Палитра, которую использует автор, знаток русской литературы, поэзии, мемуаров и т. п.,— роскошна, как инструментовка у симфониста: то вступают открытые и скрытые цитаты из Пушкина, Достоевского, Пастернака, Булгакова, то народные пословицы, то формулы советской идеологии и ее приговоры, то обороты современного обихода — и все облучают, сотрудничают в осмыслении и представлении — выговариваньи действа русского Бытия и Духа.
А то, что “история в лицах”,— так это и буквально: книга издана так, что на полях каждой страницы — портреты тех, о ком говорится, с краткими характеристиками автора. И это тоже — жанр: эпиграмматическая надпись (хотя это тавтология: “эпи-грамма” и есть “над-пись” по-гречески). Вкус автора к репризам, аркам-сводам начал с концами (будущими судьбами) особенно широко утоляется в сих миниатюрах. На стр. 33 картина “Арест Бирона. В России предпочитают брать по ночам: этот национальный обычай распространяется как на сторонников власти, так и на ее оппонентов”. На стр. 399 фотография “Императрица Мария Александровна с детьми Сергеем (слева) и Павлом. Середина 1860-х гг. И снова — по тайной прихоти рока — мать запечатлена со своими обреченными на гибель детьми и в черной накидке”.

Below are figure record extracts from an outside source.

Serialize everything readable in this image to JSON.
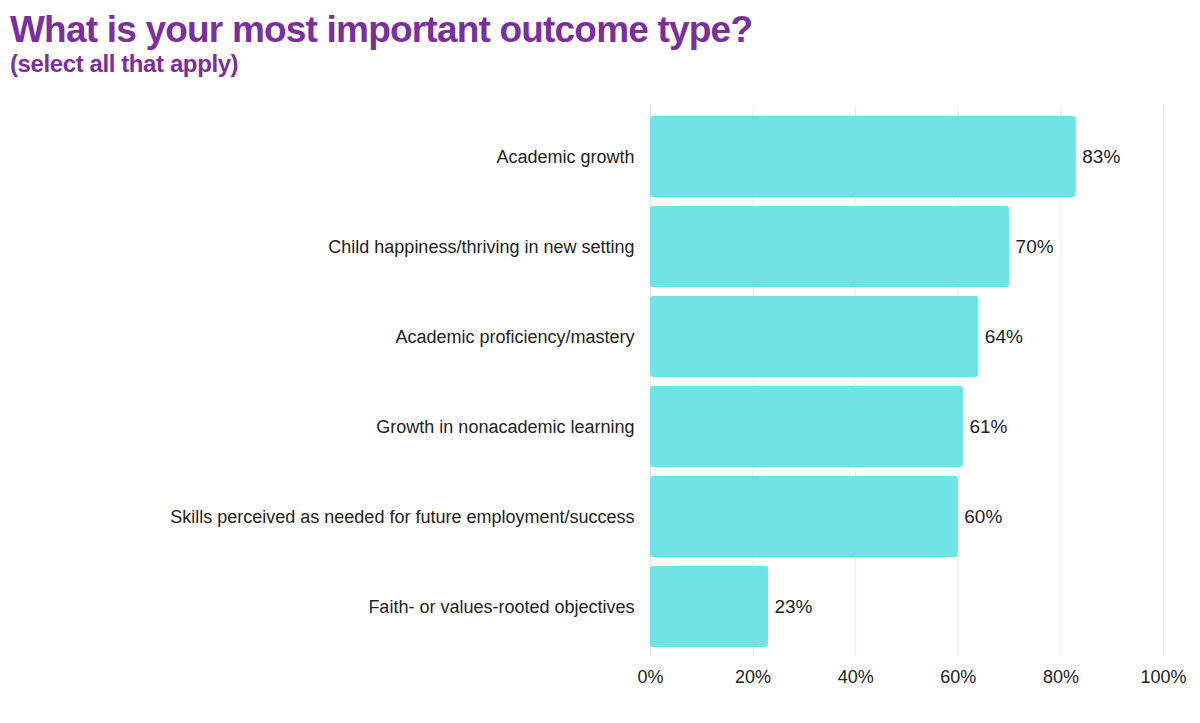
{
  "chart_data": {
    "type": "bar",
    "orientation": "horizontal",
    "title": "What is your most important outcome type?",
    "subtitle": "(select all that apply)",
    "categories": [
      "Academic growth",
      "Child happiness/thriving in new setting",
      "Academic proficiency/mastery",
      "Growth in nonacademic learning",
      "Skills perceived as needed for future employment/success",
      "Faith- or values-rooted objectives"
    ],
    "values": [
      83,
      70,
      64,
      61,
      60,
      23
    ],
    "value_labels": [
      "83%",
      "70%",
      "64%",
      "61%",
      "60%",
      "23%"
    ],
    "data_labels": true,
    "color": "#6ee3e5",
    "xlim": [
      0,
      100
    ],
    "xticks": [
      {
        "value": 0,
        "label": "0%"
      },
      {
        "value": 20,
        "label": "20%"
      },
      {
        "value": 40,
        "label": "40%"
      },
      {
        "value": 60,
        "label": "60%"
      },
      {
        "value": 80,
        "label": "80%"
      },
      {
        "value": 100,
        "label": "100%"
      }
    ],
    "grid": true
  }
}
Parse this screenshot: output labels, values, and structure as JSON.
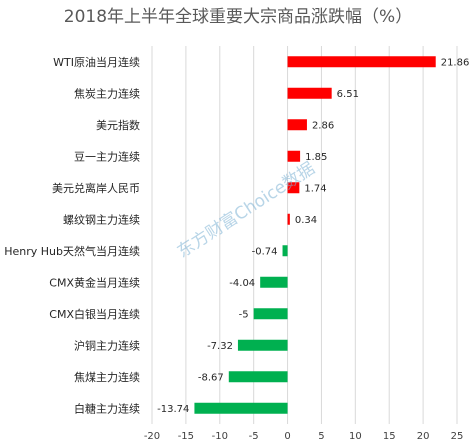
{
  "chart_data": {
    "type": "bar",
    "orientation": "horizontal",
    "title": "2018年上半年全球重要大宗商品涨跌幅（%）",
    "categories": [
      "WTI原油当月连续",
      "焦炭主力连续",
      "美元指数",
      "豆一主力连续",
      "美元兑离岸人民币",
      "螺纹钢主力连续",
      "Henry Hub天然气当月连续",
      "CMX黄金当月连续",
      "CMX白银当月连续",
      "沪铜主力连续",
      "焦煤主力连续",
      "白糖主力连续"
    ],
    "values": [
      21.86,
      6.51,
      2.86,
      1.85,
      1.74,
      0.34,
      -0.74,
      -4.04,
      -5,
      -7.32,
      -8.67,
      -13.74
    ],
    "value_labels": [
      "21.86",
      "6.51",
      "2.86",
      "1.85",
      "1.74",
      "0.34",
      "-0.74",
      "-4.04",
      "-5",
      "-7.32",
      "-8.67",
      "-13.74"
    ],
    "xlim": [
      -20,
      25
    ],
    "xticks": [
      "-20",
      "-15",
      "-10",
      "-5",
      "0",
      "5",
      "10",
      "15",
      "20",
      "25"
    ],
    "grid": "vertical",
    "colors": {
      "positive": "#ff0000",
      "negative": "#00b050"
    },
    "watermark": "东方财富Choice数据"
  }
}
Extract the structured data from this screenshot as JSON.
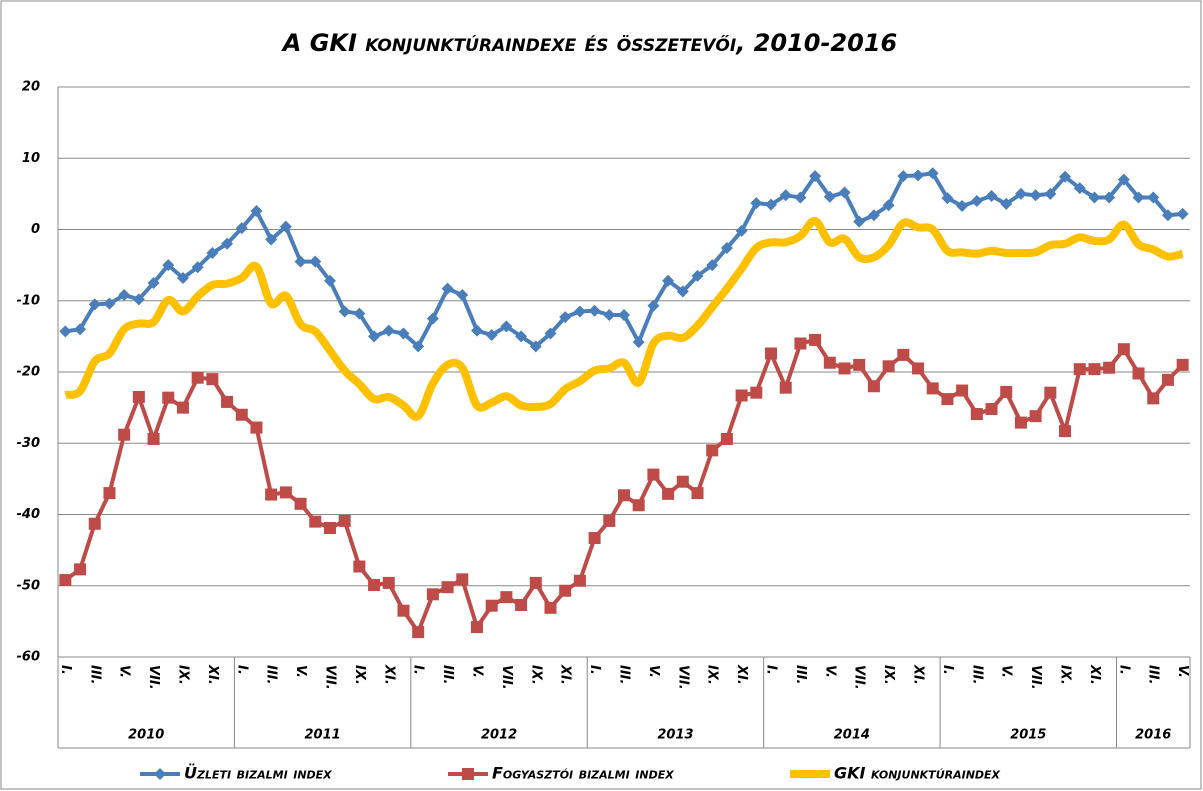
{
  "chart_data": {
    "type": "line",
    "title": "A GKI konjunktúraindexe és összetevői, 2010-2016",
    "categories": [
      "I.",
      null,
      "III.",
      null,
      "V.",
      null,
      "VII.",
      null,
      "IX.",
      null,
      "XI.",
      null,
      "I.",
      null,
      "III.",
      null,
      "V.",
      null,
      "VII.",
      null,
      "IX.",
      null,
      "XI.",
      null,
      "I.",
      null,
      "III.",
      null,
      "V.",
      null,
      "VII.",
      null,
      "IX.",
      null,
      "XI.",
      null,
      "I.",
      null,
      "III.",
      null,
      "V.",
      null,
      "VII.",
      null,
      "IX.",
      null,
      "XI.",
      null,
      "I.",
      null,
      "III.",
      null,
      "V.",
      null,
      "VII.",
      null,
      "IX.",
      null,
      "XI.",
      null,
      "I.",
      null,
      "III.",
      null,
      "V.",
      null,
      "VII.",
      null,
      "IX.",
      null,
      "XI.",
      null,
      "I.",
      null,
      "III.",
      null,
      "V."
    ],
    "years": [
      "2010",
      "2011",
      "2012",
      "2013",
      "2014",
      "2015",
      "2016"
    ],
    "series": [
      {
        "name": "Üzleti bizalmi index",
        "color": "#4a7ebb",
        "marker": "diamond",
        "smooth": false,
        "values": [
          -14.3,
          -14,
          -10.5,
          -10.4,
          -9.2,
          -9.8,
          -7.5,
          -5,
          -6.8,
          -5.3,
          -3.3,
          -2,
          0.2,
          2.6,
          -1.4,
          0.4,
          -4.5,
          -4.5,
          -7.2,
          -11.5,
          -11.8,
          -15,
          -14.2,
          -14.6,
          -16.4,
          -12.5,
          -8.3,
          -9.2,
          -14.2,
          -14.8,
          -13.6,
          -15,
          -16.4,
          -14.6,
          -12.3,
          -11.5,
          -11.4,
          -12,
          -12,
          -15.8,
          -10.7,
          -7.2,
          -8.7,
          -6.5,
          -5,
          -2.6,
          -0.2,
          3.7,
          3.5,
          4.8,
          4.5,
          7.5,
          4.6,
          5.2,
          1.1,
          2,
          3.4,
          7.5,
          7.6,
          7.9,
          4.4,
          3.3,
          4,
          4.7,
          3.6,
          5,
          4.8,
          5,
          7.4,
          5.8,
          4.5,
          4.5,
          7,
          4.5,
          4.5,
          2,
          2.2
        ]
      },
      {
        "name": "Fogyasztói bizalmi index",
        "color": "#be4b48",
        "marker": "square",
        "smooth": false,
        "values": [
          -49.2,
          -47.7,
          -41.3,
          -37,
          -28.8,
          -23.5,
          -29.4,
          -23.6,
          -25,
          -20.8,
          -21,
          -24.2,
          -26,
          -27.8,
          -37.2,
          -36.9,
          -38.5,
          -41,
          -41.9,
          -40.9,
          -47.3,
          -49.9,
          -49.6,
          -53.5,
          -56.5,
          -51.2,
          -50.2,
          -49.1,
          -55.8,
          -52.8,
          -51.6,
          -52.7,
          -49.6,
          -53.1,
          -50.7,
          -49.3,
          -43.3,
          -40.9,
          -37.3,
          -38.7,
          -34.4,
          -37.1,
          -35.4,
          -37,
          -31,
          -29.4,
          -23.3,
          -22.9,
          -17.4,
          -22.2,
          -16,
          -15.5,
          -18.7,
          -19.5,
          -19,
          -22,
          -19.2,
          -17.6,
          -19.5,
          -22.3,
          -23.8,
          -22.6,
          -25.9,
          -25.2,
          -22.8,
          -27.1,
          -26.2,
          -22.9,
          -28.3,
          -19.6,
          -19.6,
          -19.4,
          -16.8,
          -20.2,
          -23.7,
          -21.1,
          -19
        ]
      },
      {
        "name": "GKI konjunktúraindex",
        "color": "#ffc000",
        "marker": "none",
        "smooth": true,
        "values": [
          -23.2,
          -22.7,
          -18.5,
          -17.4,
          -14,
          -13.2,
          -13,
          -9.9,
          -11.5,
          -9.4,
          -7.8,
          -7.6,
          -6.8,
          -5.2,
          -10.4,
          -9.3,
          -13.3,
          -14.3,
          -17,
          -19.8,
          -21.7,
          -23.8,
          -23.5,
          -24.7,
          -26.2,
          -21.6,
          -19,
          -19.4,
          -24.7,
          -24.3,
          -23.4,
          -24.7,
          -24.9,
          -24.5,
          -22.4,
          -21.3,
          -19.8,
          -19.5,
          -18.7,
          -21.5,
          -16,
          -14.9,
          -15.2,
          -13.5,
          -10.9,
          -8.3,
          -5.5,
          -2.6,
          -1.8,
          -1.8,
          -0.9,
          1.2,
          -1.8,
          -1.3,
          -3.9,
          -3.9,
          -2.2,
          0.9,
          0.3,
          0,
          -3,
          -3.2,
          -3.4,
          -3,
          -3.3,
          -3.3,
          -3.2,
          -2.2,
          -2,
          -1.1,
          -1.6,
          -1.4,
          0.7,
          -2.1,
          -2.8,
          -3.8,
          -3.4
        ]
      }
    ],
    "ylim": [
      -60,
      20
    ],
    "yticks": [
      -60,
      -50,
      -40,
      -30,
      -20,
      -10,
      0,
      10,
      20
    ],
    "grid": true,
    "legend": "bottom"
  }
}
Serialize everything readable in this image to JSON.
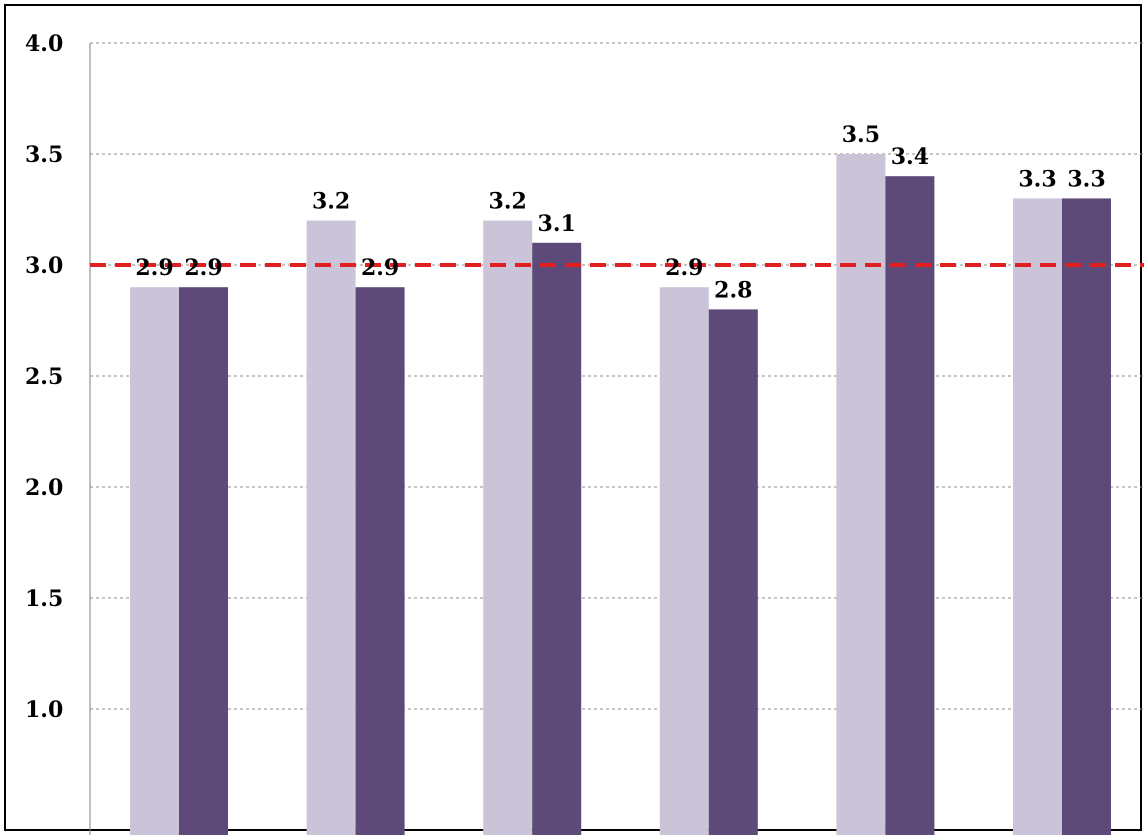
{
  "chart_data": {
    "type": "bar",
    "categories": [
      "",
      "",
      "",
      "",
      "",
      ""
    ],
    "series": [
      {
        "color": "#cbc3d8",
        "values": [
          2.9,
          3.2,
          3.2,
          2.9,
          3.5,
          3.3
        ]
      },
      {
        "color": "#5e4a78",
        "values": [
          2.9,
          2.9,
          3.1,
          2.8,
          3.4,
          3.3
        ]
      }
    ],
    "data_labels": {
      "s0": [
        "2.9",
        "3.2",
        "3.2",
        "2.9",
        "3.5",
        "3.3"
      ],
      "s1": [
        "2.9",
        "2.9",
        "3.1",
        "2.8",
        "3.4",
        "3.3"
      ]
    },
    "y_ticks": [
      "1.0",
      "1.5",
      "2.0",
      "2.5",
      "3.0",
      "3.5",
      "4.0"
    ],
    "ylim": [
      1.0,
      4.0
    ],
    "grid": true,
    "reference_line": {
      "value": 3.0,
      "color": "#e02020",
      "style": "dashed"
    },
    "title": "",
    "xlabel": "",
    "ylabel": ""
  }
}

Особенного проникновения и интереса достигает повествование, когда на арену выходят молодые великие князья Константин (будущий поэт К. Р.) и Сергей. В их переписке и дневниках предстают трепетные души, это такие же “русские мальчики”, озабоченные вечными вопросами, вглядывающиеся со стыдом в себя — в темные зовы пола и страстей. Вот что записывает Константин накануне и после круцификсного для его души акта — первого похода к женщине. “18 апреля 1877. 1/2 12 утра. Я в отчаянном состоянии: когда я читал по обыкновению практику, вдруг пришла мысль, что я должен идти к женщине… Я задумываюсь и запинаюсь на пустейших подробностях: как войду, как разденусь, как совершу само дело — это уже обстоятельство решенное,— я пойду. Но сердце бьется. Как я потом буду просить прощения у Ангела Хранителя. Еще вопрос: отчего явилось у меня решение идти? Я не могу себе объяснить этого, но чувствую, что надо. Кажется, я буду лучше потом, я буду мужчина”. “5 ч. Кончено, я изменил своему убеждению, изменил обещаниям, данным Мама─. Но раскаяния я не чувствую, только все бывшее осталось в памяти как тяжелый сон. Я был в полном сознании во все время, совсем как Раскольников, когда он совершал преступление”. И автор комментирует: “Он трактует свой поступок в высшей степени литературно. Он понимает, что он, как Раскольников, совершил насилие над собой, что он преступил черту. Это — тоже своего рода теоретическое преступление. Как и Раскольников, он мог бы воскликнуть: “Разве я старушонку убил? Я себя убил, а не старушонку!” И далее важный общий вывод: “В рассуждении — применительно к России — о связи “литературы и жизни” еще предстоит выяснить, кто (не что! — Г. Г.) из них в большей мере влиял друг на друга”.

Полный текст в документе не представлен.